There are no Starbucks here, no condos, no village complex. Sierra-at-Tahoe is most loved by day skiers, not destination skiers, who make good use of its easy-access location right off U.S. 50, 12 miles west of South Lake Tahoe. For skiers traveling from the San Francisco Bay Area or Sacramento, a day spent on Sierra’s slopes shaves nearly 30 minutes off the trip to the South Shore’s better-known Heavenly Resort.
Location is just one thing that Sierra has going for it, but there’s plenty more. Owned by the same corporation as Northstar-at-Tahoe on the North Shore, the resort has 2,100 mostly wind-protected acres and 46 runs, so there's no shortage of terrain. There's no snowmaking equipment, either, since the average annual snowfall is an impressive 480 inches.
The 8,852-foot mountain summit is graced by the Grand View Bar and Grill, where an ordinary pizza or a hamburger achieve new culinary heights. With the first hint of sun, skiers spread out over its spacious decks to bask in the view of Desolation Wilderness and distant Lake Tahoe and recharge their batteries. Snow Country Magazine lists Sierra-at-Tahoe as the best resort in California for on-mountain food.
Freestylers and riders are fond of Sierra-at-Tahoe because of its six terrain parks, nationally ranked superpipe, and two radical half-pipes.
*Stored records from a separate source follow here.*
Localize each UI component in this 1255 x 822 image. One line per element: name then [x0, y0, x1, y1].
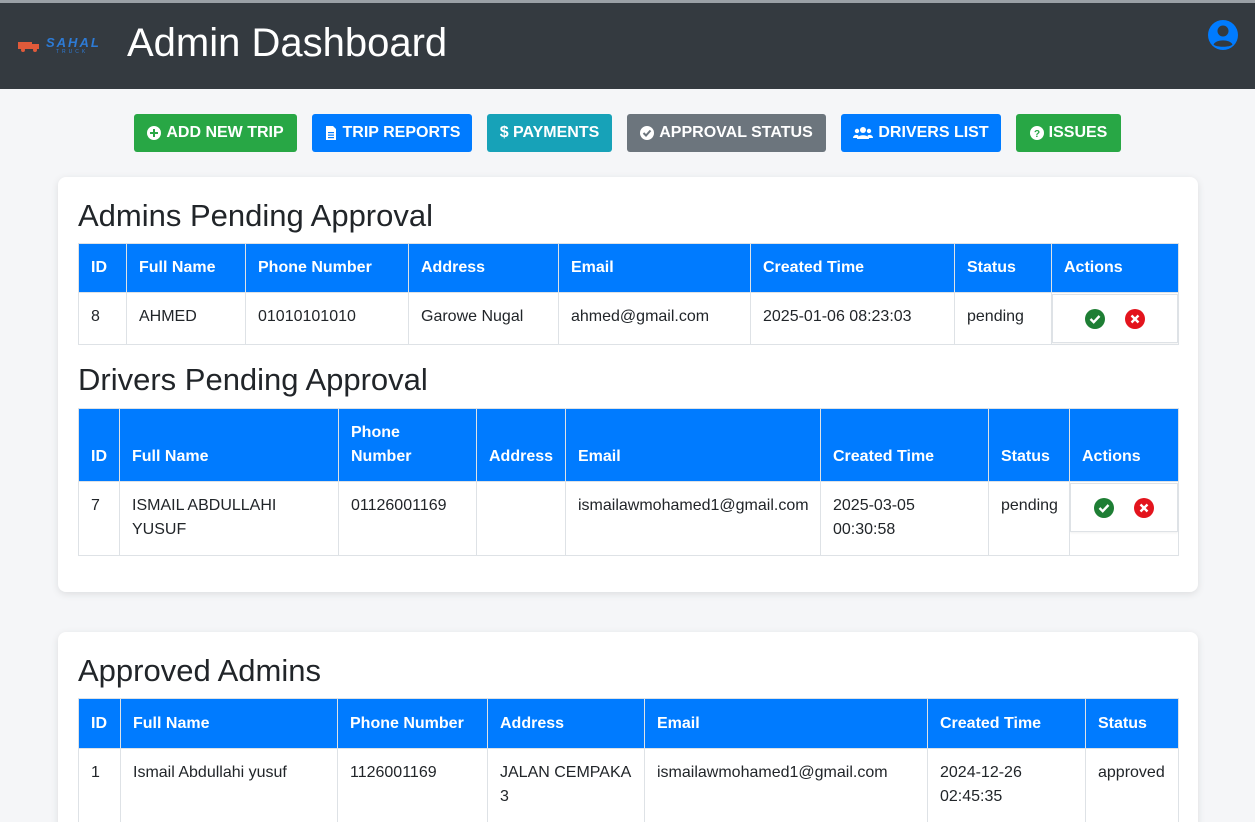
cell-full-name: AHMED: [126, 292, 246, 345]
check-circle-icon: [640, 126, 655, 140]
table-header-row: ID Full Name Phone Number Address Email …: [78, 243, 1179, 293]
cell-id: 1: [78, 748, 121, 822]
column-header: Email: [565, 408, 821, 482]
cell-phone: 01010101010: [245, 292, 409, 345]
table-row: 8 AHMED 01010101010 Garowe Nugal ahmed@g…: [78, 292, 1179, 345]
approval-status-button[interactable]: APPROVAL STATUS: [627, 114, 826, 152]
cell-address: [476, 481, 566, 556]
reject-x-icon[interactable]: [1125, 308, 1145, 329]
cell-id: 7: [78, 481, 120, 556]
column-header: Actions: [1051, 243, 1179, 293]
truck-icon: [18, 42, 39, 52]
file-icon: [325, 126, 336, 140]
column-header: Full Name: [119, 408, 339, 482]
approval-status-label: APPROVAL STATUS: [659, 124, 813, 141]
column-header: Status: [954, 243, 1052, 293]
top-navbar: SAHAL TRUCK Admin Dashboard: [0, 0, 1255, 89]
admins-pending-title: Admins Pending Approval: [78, 198, 434, 233]
action-buttons-bar: ADD NEW TRIP TRIP REPORTS $ PAYMENTS APP…: [0, 114, 1255, 152]
cell-status: pending: [954, 292, 1052, 345]
column-header: Address: [487, 698, 645, 749]
column-header: Full Name: [126, 243, 246, 293]
table-row: 1 Ismail Abdullahi yusuf 1126001169 JALA…: [78, 748, 1179, 822]
column-header: Email: [644, 698, 928, 749]
drivers-pending-title: Drivers Pending Approval: [78, 362, 428, 397]
cell-full-name: ISMAIL ABDULLAHI YUSUF: [119, 481, 339, 556]
table-header-row: ID Full Name Phone Number Address Email …: [78, 698, 1179, 749]
users-icon: [853, 127, 874, 139]
column-header: Address: [476, 408, 566, 482]
column-header: Phone Number: [337, 698, 488, 749]
column-header: Address: [408, 243, 559, 293]
approved-admins-table: ID Full Name Phone Number Address Email …: [78, 698, 1179, 822]
drivers-pending-table: ID Full Name Phone Number Address Email …: [78, 408, 1179, 556]
table-header-row: ID Full Name Phone Number Address Email …: [78, 408, 1179, 482]
brand-name: SAHAL: [46, 35, 101, 50]
issues-button[interactable]: ? ISSUES: [1016, 114, 1121, 152]
cell-status: approved: [1085, 748, 1179, 822]
column-header: Created Time: [750, 243, 955, 293]
cell-actions: [1069, 481, 1179, 556]
user-account-icon[interactable]: [1208, 20, 1238, 50]
column-header: Full Name: [120, 698, 338, 749]
cell-actions: [1051, 292, 1179, 345]
approved-admins-title: Approved Admins: [78, 653, 321, 688]
admins-pending-table: ID Full Name Phone Number Address Email …: [78, 243, 1179, 345]
add-new-trip-button[interactable]: ADD NEW TRIP: [134, 114, 297, 152]
column-header: ID: [78, 698, 121, 749]
cell-status: pending: [988, 481, 1070, 556]
trip-reports-label: TRIP REPORTS: [342, 124, 461, 141]
cell-email: ismailawmohamed1@gmail.com: [644, 748, 928, 822]
column-header: Created Time: [820, 408, 989, 482]
reject-x-icon[interactable]: [1134, 497, 1154, 518]
cell-id: 8: [78, 292, 127, 345]
page-title: Admin Dashboard: [127, 21, 448, 65]
brand-subtitle: TRUCK: [56, 49, 89, 55]
cell-address: Garowe Nugal: [408, 292, 559, 345]
cell-phone: 01126001169: [338, 481, 477, 556]
drivers-list-button[interactable]: DRIVERS LIST: [841, 114, 1001, 152]
actions-group: [1070, 483, 1178, 532]
column-header: Email: [558, 243, 751, 293]
cell-created-time: 2024-12-26 02:45:35: [927, 748, 1086, 822]
cell-phone: 1126001169: [337, 748, 488, 822]
drivers-list-label: DRIVERS LIST: [878, 124, 989, 141]
plus-circle-icon: [147, 126, 162, 140]
payments-label: $ PAYMENTS: [499, 124, 600, 141]
cell-created-time: 2025-03-05 00:30:58: [820, 481, 989, 556]
cell-email: ismailawmohamed1@gmail.com: [565, 481, 821, 556]
column-header: Phone Number: [338, 408, 477, 482]
column-header: ID: [78, 408, 120, 482]
svg-text:?: ?: [1034, 129, 1040, 140]
cell-full-name: Ismail Abdullahi yusuf: [120, 748, 338, 822]
issues-label: ISSUES: [1048, 124, 1108, 141]
column-header: Created Time: [927, 698, 1086, 749]
add-new-trip-label: ADD NEW TRIP: [166, 124, 284, 141]
cell-address: JALAN CEMPAKA 3: [487, 748, 645, 822]
column-header: Phone Number: [245, 243, 409, 293]
approve-check-icon[interactable]: [1085, 308, 1105, 329]
column-header: Actions: [1069, 408, 1179, 482]
question-circle-icon: ?: [1029, 126, 1044, 140]
payments-button[interactable]: $ PAYMENTS: [487, 114, 612, 152]
approve-check-icon[interactable]: [1094, 497, 1114, 518]
column-header: Status: [1085, 698, 1179, 749]
cell-email: ahmed@gmail.com: [558, 292, 751, 345]
column-header: Status: [988, 408, 1070, 482]
table-row: 7 ISMAIL ABDULLAHI YUSUF 01126001169 ism…: [78, 481, 1179, 556]
actions-group: [1052, 294, 1178, 343]
column-header: ID: [78, 243, 127, 293]
cell-created-time: 2025-01-06 08:23:03: [750, 292, 955, 345]
brand-logo[interactable]: SAHAL TRUCK: [18, 35, 106, 56]
trip-reports-button[interactable]: TRIP REPORTS: [312, 114, 472, 152]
Skiers who enjoy a few obstacles in their path like the amount of quality tree skiing available. Enter the glades at the summit and you might not see another skier until you bottom out. Five backcountry gates, when they are open, can get you onto the slopes less traveled in Huckleberry Canyon (the resort is hoping to incorporate this area into its in-bounds, but for now, it’s off-piste and open to advanced backcountry skiers only). Those in the know bypass the busier main slopes and ski the West Bowl, then pull up a beach chair at the West Bowl Smokehouse, where waitresses wearing chaps serve platters of mesquite tri-tip and ribs.
The emphasis at Sierra is on fun and learning. Laid-back cruiser runs are the resort’s signature. With Sierra’s "Learn to Ski Guarantee," beginners are promised they will be able to ski or snowboard from the top of the mountain after three lessons or the fourth lesson is free. A long and gentle, 2.5-mile, green-circle run travels all the way from the top of the mountain to the base, so most novices ride the lift to the summit on their first day. A tubing hill keeps the non-skiing kids occupied. With all this, it is no surprise that Sierra-at-Tahoe has a well-earned reputation as a family-friendly resort. For everybody else, this is still a great place to ski on a windy, stormy day, especially if you head for the trees.
The closest lodgings and restaurants are 12 miles away in South Lake Tahoe, which will become your base of operations. If it snows like crazy overnight and you don’t want to drive through the snow over Echo Summit to ski at Sierra, relax and take the free shuttle bus. It leaves from the towns of Stateline, South Lake Tahoe, and Meyers multiple times each morning, then makes the return trip to the South Shore several times each afternoon.